Milano, sequestrati 2,5 milioni a “lady sorriso” in Lombardia

Maria Paola Canegrati
Maria Paola Canegrati

I militari del Nucleo Investigativo del Comando Provinciale Carabinieri di Milano e quelli del Nucleo Operativo del Gruppo Guardia di Finanza di Monza hanno dato esecuzione al decreto di sequestro preventivo d’urgenza, emesso dalla Procura della Repubblica presso il Tribunale di Monza, sui beni e conti correnti per un valore complessivo di circa 2,5 Milioni di Euro, riconducibile ad una imprenditrice di Monza e al suo commercialista e consulente bergamasco, nonché a due società operanti nel settore dell’odontoiatria, di cui l’indagata era amministratore unico.

Si tratta di Maria Paola Canegrati, la “zarina” dell’odontoiatria lombarda, conosciuta anche come “lady sorriso”, coinvolta a Febbraio nell’inchiesta “Smile” sulla corruzione negli appalti all’ex Azienda Ospedaliera di Desio e Vimercate e già condannata a 4 anni e 2 mesi di reclusione.

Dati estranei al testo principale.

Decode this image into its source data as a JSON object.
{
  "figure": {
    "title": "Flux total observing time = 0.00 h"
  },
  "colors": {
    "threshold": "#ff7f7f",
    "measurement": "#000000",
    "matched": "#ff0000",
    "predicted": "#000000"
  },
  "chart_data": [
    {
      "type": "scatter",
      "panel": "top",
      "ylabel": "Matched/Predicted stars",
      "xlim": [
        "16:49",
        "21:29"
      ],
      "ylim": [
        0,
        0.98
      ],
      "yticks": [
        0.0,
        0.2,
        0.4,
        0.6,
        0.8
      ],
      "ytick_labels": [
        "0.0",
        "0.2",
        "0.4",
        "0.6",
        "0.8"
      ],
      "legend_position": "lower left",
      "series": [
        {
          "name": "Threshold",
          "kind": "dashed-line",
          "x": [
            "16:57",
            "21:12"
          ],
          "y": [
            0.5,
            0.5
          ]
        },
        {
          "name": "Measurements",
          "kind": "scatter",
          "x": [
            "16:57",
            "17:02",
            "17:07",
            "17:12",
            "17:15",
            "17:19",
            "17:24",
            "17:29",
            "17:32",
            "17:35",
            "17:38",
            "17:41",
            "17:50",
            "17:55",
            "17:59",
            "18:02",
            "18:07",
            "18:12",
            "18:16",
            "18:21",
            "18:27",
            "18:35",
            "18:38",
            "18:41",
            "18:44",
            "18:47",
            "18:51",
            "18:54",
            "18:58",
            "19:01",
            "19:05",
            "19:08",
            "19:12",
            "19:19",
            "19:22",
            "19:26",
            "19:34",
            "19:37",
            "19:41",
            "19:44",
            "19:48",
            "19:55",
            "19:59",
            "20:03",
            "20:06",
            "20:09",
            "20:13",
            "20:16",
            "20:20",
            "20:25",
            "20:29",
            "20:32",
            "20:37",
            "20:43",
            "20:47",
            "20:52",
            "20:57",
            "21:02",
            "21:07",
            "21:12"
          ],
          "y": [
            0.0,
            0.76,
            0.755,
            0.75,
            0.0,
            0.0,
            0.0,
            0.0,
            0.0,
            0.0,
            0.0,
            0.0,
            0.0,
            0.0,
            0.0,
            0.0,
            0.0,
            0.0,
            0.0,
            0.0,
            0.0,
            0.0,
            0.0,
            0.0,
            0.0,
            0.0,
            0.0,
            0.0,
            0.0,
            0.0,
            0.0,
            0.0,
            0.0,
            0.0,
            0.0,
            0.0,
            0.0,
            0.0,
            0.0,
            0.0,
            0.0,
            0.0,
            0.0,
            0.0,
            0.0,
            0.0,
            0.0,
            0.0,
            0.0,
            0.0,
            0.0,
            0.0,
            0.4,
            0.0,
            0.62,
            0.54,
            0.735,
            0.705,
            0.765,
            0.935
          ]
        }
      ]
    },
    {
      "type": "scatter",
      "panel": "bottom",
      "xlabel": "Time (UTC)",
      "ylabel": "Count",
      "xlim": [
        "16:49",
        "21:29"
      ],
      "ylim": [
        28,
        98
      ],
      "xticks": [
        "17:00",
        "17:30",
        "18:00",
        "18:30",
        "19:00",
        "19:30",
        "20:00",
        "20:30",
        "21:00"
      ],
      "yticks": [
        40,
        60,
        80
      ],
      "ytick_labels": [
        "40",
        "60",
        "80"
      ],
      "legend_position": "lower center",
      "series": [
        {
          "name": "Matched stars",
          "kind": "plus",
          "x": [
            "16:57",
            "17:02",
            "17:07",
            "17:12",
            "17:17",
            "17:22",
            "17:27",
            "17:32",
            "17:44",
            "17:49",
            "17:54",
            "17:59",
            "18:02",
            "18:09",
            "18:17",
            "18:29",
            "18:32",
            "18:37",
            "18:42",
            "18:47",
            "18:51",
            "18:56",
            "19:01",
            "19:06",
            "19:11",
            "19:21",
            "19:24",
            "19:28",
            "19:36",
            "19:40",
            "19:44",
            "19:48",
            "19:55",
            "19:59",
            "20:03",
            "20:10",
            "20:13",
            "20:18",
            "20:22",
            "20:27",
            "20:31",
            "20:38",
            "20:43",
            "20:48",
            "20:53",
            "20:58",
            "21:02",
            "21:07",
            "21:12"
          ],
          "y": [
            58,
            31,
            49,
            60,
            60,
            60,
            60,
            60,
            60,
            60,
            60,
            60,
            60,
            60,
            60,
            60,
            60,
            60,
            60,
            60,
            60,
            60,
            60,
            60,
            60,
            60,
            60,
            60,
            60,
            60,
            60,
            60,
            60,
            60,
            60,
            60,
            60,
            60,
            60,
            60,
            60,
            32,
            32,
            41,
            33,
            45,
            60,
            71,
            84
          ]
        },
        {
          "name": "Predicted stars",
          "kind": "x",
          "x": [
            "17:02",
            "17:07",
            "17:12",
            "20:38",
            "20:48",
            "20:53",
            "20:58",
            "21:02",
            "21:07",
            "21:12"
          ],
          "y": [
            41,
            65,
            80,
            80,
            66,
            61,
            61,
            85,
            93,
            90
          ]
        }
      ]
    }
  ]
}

La misura cautelare reale scaturisce dagli ulteriori approfondimenti svolti dopo l’arresto della imprenditrice, che hanno consentito di dimostrare come la stessa si fosse resa responsabile dei seguenti reati, accumulando ingenti proventi illeciti.

Canegrati è accusata di dichiarazione fraudolenta mediante uso di fatture o altri documenti per operazioni inesistenti, commessa in concorso con il commercialista, metodo che le avrebbe permesso di evadere le imposte per un importo pari a oltre 445mila Euro, attraverso l’utilizzo di fatture false pari a oltre 1,8 Milioni di euro, emesse da società estere.

Di truffa e tentata truffa aggravata, commessa mediante l’artificiosa duplicazione di prestazioni odontoiatriche soggette a rimborso da parte del Servizio Sanitario Regionale, procurandosi un ingiusto profitto di oltre 345mila euro e appropriazione indebita, effettuando prelievi ingiustificati dalle casse delle società a lei riconducibili e acquisti di beni e servizi per sé o per terzi mediante l’utilizzo di carte di credito aziendali ovvero facendo addebitare le fatture alle società, procurandosi un ingiusto profitto di oltre 2,6 Milioni di euro.

La Canegrati era stata la figura centrale dell’inchiesta “Smile” in cui fu arrestato il consigliere regionale della Lega Nord in Lombardia, Fabio Rizzi, assieme ad altre 20 persone. Operazione scattata il 16 febbraio 2016.

Secondo gli inquirenti, Canegrati era amministratrice del complesso sistema societario che avrebbe potuto procurarsi negli anni, “attraverso turbative d’asta, la corruzione degli associati Longo e Rizzi e la corruzione dei funzionari pubblici preposti alla gestione dei servizi di odontoiatria affidati in service ai privati dalle singole aziende ospedaliere e alle forniture per i medesimi servizi, la stipulazione di vantaggiosi contratti per le predette società, nonché, sempre attraverso la corruzione degli associati Longo e Rizzi, la stipulazione di vantaggiosi contratti con strutture sanitarie private e private convenzionate”.